The News has attempted to clarify the figures - which came from NHS Digital, the national provider of information, data and IT systems for the health service - but a senior partner at the practice says they are "simply not correct".
The figures were revealed in an analysis of GP practices with the most and least patients per doctor, and led to the British Medical Association stating that large disparities in GP to patient ratios throughout England were "wholly unacceptable", calling on the Government to address the longstanding issues.
But Dr Ian Platt from Ammonite Healthcare says the figures for the local practice are not accurate.
He said Ammonite has currently nine partners and four salaried GPs working a mix of full and part time - in total this equates to 9.625 whole time GP equivalents. With a practice population of 24,500, the true figure per whole time equivalent is therefore 2,545 patients per GP.
"This remains above the national average of 2,000, but clearly in no way is comparable to the headline figure," said Dr Platt.
He added: "In addition to the registered GPs, the practice currently also employs three GP registrars (GPs in training), three nurse practitioners and three paramedics. The practice also utilizes at significant expense GP locums to further complement the service provision. All these individuals are not counted in the patients per GP statistic. They are critical however for us to provide a skill mix approach in an environment where there are simply not enough GPs available."
Dr Platt says as the article highlighted there is a national shortage of GPs.
He explained: "Following GP retirements and departures, Ammonite practice has been trying to actively recruit GPs for the last 12 months without success.
"As a practice, recruitment remains a challenge with health professionals resisting the benefits of living and working in West Dorset, preferring to work in urban centres. As the article noted some regions are worse affected than others.
"Personally, as a GP working in Bridport for over 25 years I can't think of any better place to work!"

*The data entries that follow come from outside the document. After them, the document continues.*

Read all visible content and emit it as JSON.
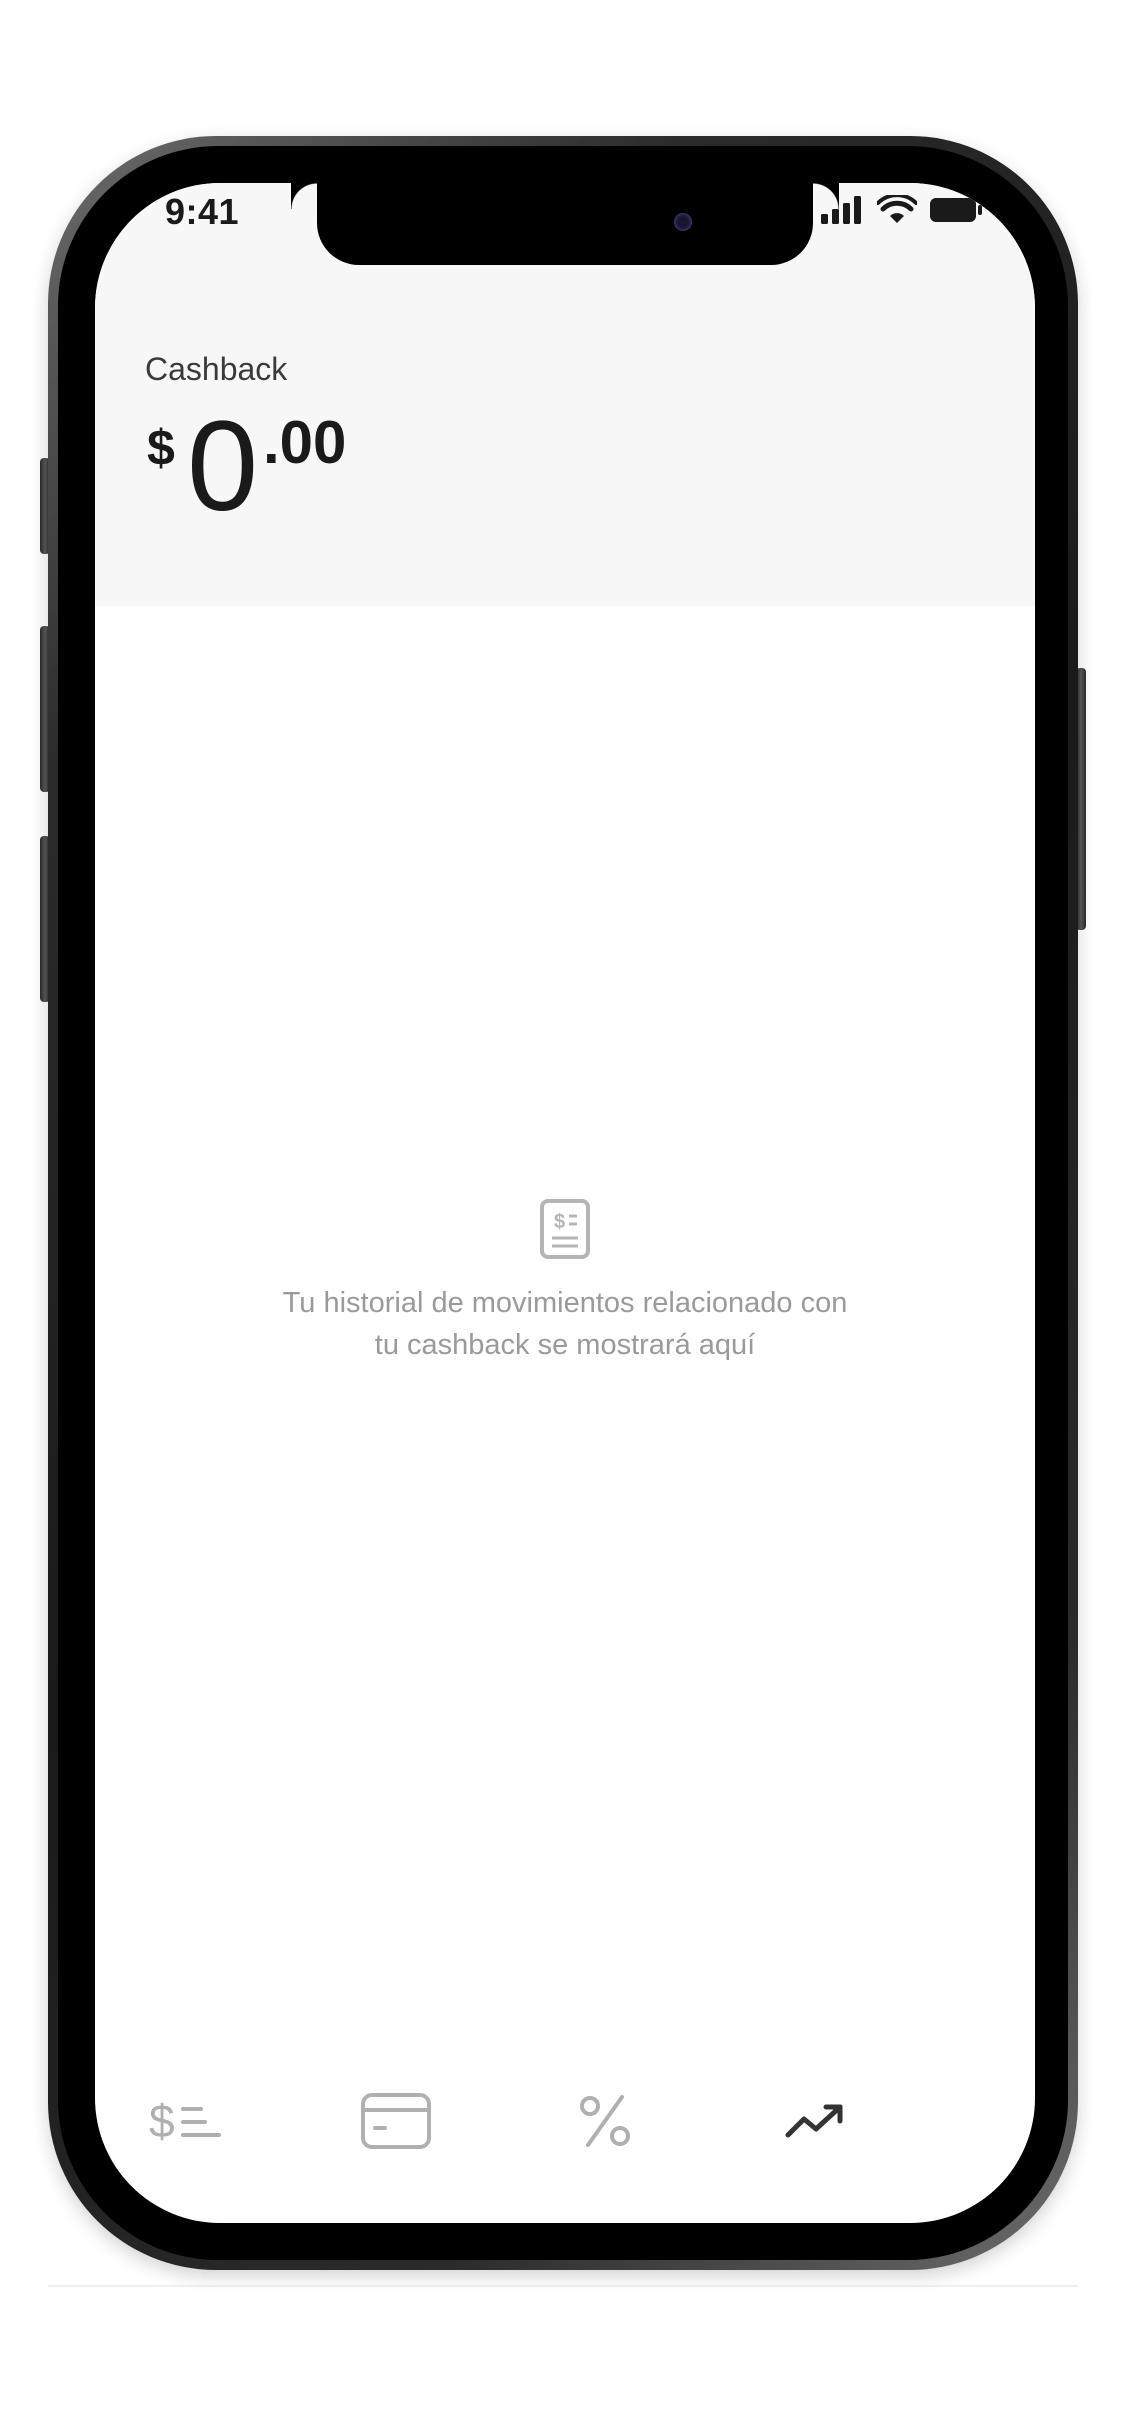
{
  "status_bar": {
    "time": "9:41",
    "icons": [
      "cellular-signal-icon",
      "wifi-icon",
      "battery-icon"
    ]
  },
  "header": {
    "title": "Cashback",
    "balance": {
      "currency": "$",
      "integer": "0",
      "decimal": ".00"
    }
  },
  "empty_state": {
    "icon": "receipt-icon",
    "message_line1": "Tu historial de movimientos relacionado con",
    "message_line2": "tu cashback se mostrará aquí"
  },
  "tab_bar": {
    "tabs": [
      {
        "icon": "transactions-icon",
        "active": false
      },
      {
        "icon": "card-icon",
        "active": false
      },
      {
        "icon": "percent-icon",
        "active": false
      },
      {
        "icon": "trending-up-icon",
        "active": true
      }
    ]
  },
  "colors": {
    "header_bg": "#f7f7f7",
    "text_primary": "#1a1a1a",
    "text_muted": "#9a9a9a",
    "icon_inactive": "#b0b0b0",
    "icon_active": "#333333"
  }
}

Dr Platt said he was concerned the figures quoted in the News may hinder recruitment and also concern patients.
He added: "To be positive though, despite reduced number of GPs compared to the national average, appointment access remains good.
"On average, Ammonite receives new 1,050 GP appointment requests per week.
"To deliver an efficient appointment system, six months ago, the practice introduced an appointment triage process, whereby all appointments are reviewed by a GP partner. Appointments are then created on an urgent or routine basis dependant on need.
"This allows us today, to deliver urgent appointments on the same day and routine appointments within 7 days. In contrast prior to pandemic it was very common to wait more than a month for a routine appointment.
"To deliver the above, we ask our patients to submit either an online “Econsult”, or on calling the practice, give the receptionist a brief description of the medical problem. This provides the information that allows the triaging GP to determine the urgency of the request and the correct appointment to be generated. The more information provided allows us to make the decision with greater accuracy. This is all to enable US to help ‘YOU’- the patient."